Let me know what you learn about your bearings. Correct me if I have not understood correctly.
Huntsho10 months ago

I have had many nordic tracks over the years. I sell mine when moving and buy another at my new destination. My newest one is is great condition. Super clean however, the right drive roller was 'catching and had a delay upon thrusting. Not life ending by definitely annoying. Then a few days later a new behavior popped up: the drive roller stopped turning the wheel and I'd flail-almost falling- from the lack of resistance. I bought it from a deceased man's estate sale. By the appearance of his siblings, I'd bet that he was a large man. Could his size have been the culprit? It's very clean and few signs of wear. I tried tightening the allen screw but that didn't do anything. The right driver wheel is not turning the wheel. Any help appreciated. What to do? Thank you.

Phil B (author)  Huntsho10 months ago

What you describe is typical of a one-way needle bearing that is stuck.

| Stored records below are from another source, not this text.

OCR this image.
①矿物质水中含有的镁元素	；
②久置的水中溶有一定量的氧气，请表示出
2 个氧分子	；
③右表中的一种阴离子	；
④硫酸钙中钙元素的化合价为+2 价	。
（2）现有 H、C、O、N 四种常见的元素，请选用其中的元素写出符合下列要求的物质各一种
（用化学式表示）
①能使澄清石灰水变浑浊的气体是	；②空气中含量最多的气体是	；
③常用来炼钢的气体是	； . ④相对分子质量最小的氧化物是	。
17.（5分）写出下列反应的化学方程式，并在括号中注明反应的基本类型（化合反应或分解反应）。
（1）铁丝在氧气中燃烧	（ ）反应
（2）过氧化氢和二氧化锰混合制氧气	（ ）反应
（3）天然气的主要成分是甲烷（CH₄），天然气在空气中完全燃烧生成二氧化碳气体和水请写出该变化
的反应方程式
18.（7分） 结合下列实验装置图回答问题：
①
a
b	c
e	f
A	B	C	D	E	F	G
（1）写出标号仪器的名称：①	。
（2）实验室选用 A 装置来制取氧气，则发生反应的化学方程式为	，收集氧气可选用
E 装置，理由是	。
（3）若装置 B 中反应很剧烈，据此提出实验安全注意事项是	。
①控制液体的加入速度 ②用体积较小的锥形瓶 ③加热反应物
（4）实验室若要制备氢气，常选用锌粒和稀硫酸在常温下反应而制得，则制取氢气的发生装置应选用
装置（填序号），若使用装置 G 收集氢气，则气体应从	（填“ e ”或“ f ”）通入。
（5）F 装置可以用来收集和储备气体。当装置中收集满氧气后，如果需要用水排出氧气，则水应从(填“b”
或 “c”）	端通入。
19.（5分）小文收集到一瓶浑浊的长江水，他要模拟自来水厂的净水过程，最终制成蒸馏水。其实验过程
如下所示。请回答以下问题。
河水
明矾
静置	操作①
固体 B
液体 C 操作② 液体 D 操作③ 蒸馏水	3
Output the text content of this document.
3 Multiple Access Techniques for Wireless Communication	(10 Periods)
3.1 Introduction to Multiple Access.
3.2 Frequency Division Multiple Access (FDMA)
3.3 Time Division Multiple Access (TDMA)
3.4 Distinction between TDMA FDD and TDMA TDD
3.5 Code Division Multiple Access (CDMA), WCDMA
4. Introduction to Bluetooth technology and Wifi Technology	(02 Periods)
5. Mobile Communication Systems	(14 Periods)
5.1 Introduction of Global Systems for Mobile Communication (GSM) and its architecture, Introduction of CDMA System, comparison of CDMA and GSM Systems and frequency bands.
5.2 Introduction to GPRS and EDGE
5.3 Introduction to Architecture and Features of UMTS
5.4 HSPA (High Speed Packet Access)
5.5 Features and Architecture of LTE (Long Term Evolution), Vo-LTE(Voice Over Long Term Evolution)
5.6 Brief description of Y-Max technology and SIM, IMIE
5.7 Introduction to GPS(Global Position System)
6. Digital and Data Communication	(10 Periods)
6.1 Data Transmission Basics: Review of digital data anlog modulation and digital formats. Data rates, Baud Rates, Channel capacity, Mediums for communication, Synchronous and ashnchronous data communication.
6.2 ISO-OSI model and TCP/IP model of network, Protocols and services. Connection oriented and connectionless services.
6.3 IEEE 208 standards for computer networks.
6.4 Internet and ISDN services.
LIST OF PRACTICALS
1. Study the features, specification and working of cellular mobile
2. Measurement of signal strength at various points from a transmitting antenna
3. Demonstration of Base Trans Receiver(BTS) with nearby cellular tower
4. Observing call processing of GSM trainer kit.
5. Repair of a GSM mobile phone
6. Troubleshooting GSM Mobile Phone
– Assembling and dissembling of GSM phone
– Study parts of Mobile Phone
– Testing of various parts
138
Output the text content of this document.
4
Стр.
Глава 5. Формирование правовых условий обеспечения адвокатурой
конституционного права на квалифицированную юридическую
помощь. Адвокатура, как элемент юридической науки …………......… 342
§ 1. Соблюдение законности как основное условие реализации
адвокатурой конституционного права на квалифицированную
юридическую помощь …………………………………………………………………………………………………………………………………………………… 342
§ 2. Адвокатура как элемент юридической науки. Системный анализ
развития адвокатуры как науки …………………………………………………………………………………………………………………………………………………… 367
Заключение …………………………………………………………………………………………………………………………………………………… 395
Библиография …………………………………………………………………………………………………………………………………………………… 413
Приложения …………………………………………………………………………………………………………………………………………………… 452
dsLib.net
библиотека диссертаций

I had success on my rollers by doing what I described in the post, namely, flushing the bearings with Liquid Wrench and working the bearing back and forth with my little finger. Then I blotted the bearing with tissue paper. I noticed a gray coloration, indicating the presence of fine metallic dust. Once fluid I blotted from the bearing was no longer gray, I let the bearings air dry and assembled the skier. It worked like new, and has continued to do so over the last six years.

If you do not feel comfortable flushing your bearings and blotting them, you could order new rollers, or you could contact someone who repairs skiers.

If you do take your rollers out to flush them, you might take a photo of the order in which the various washers go on the shaft so hungry can get them back the way they were.

I doubt a heavy user would cause the problem you are having,

Huntsho Phil B10 months ago
I just got to this project. All set! So far, so good. You were right on the money. Thank you so much! Annie
Phil B (author)  Huntsho10 months ago


Thank you for your response. One person flushed his bearings, but they were not quite dry when he installed them again. His rollers sometimes slipped for a day or two until the remainder of the Liquid Wrench still in the bearings had evaporated.

Your rollers should work well for quite a long time. If they cause problems later, you can always try flushing again. But, nothing lasts forever. One-way bearings in the rollers will eventually wear out and need replacement. I mentioned I flushed mine six years ago. I did not always use my skier for very many minutes, nor did I use it continuously. I am using it more consistently for longer durations now. It still works just like it should.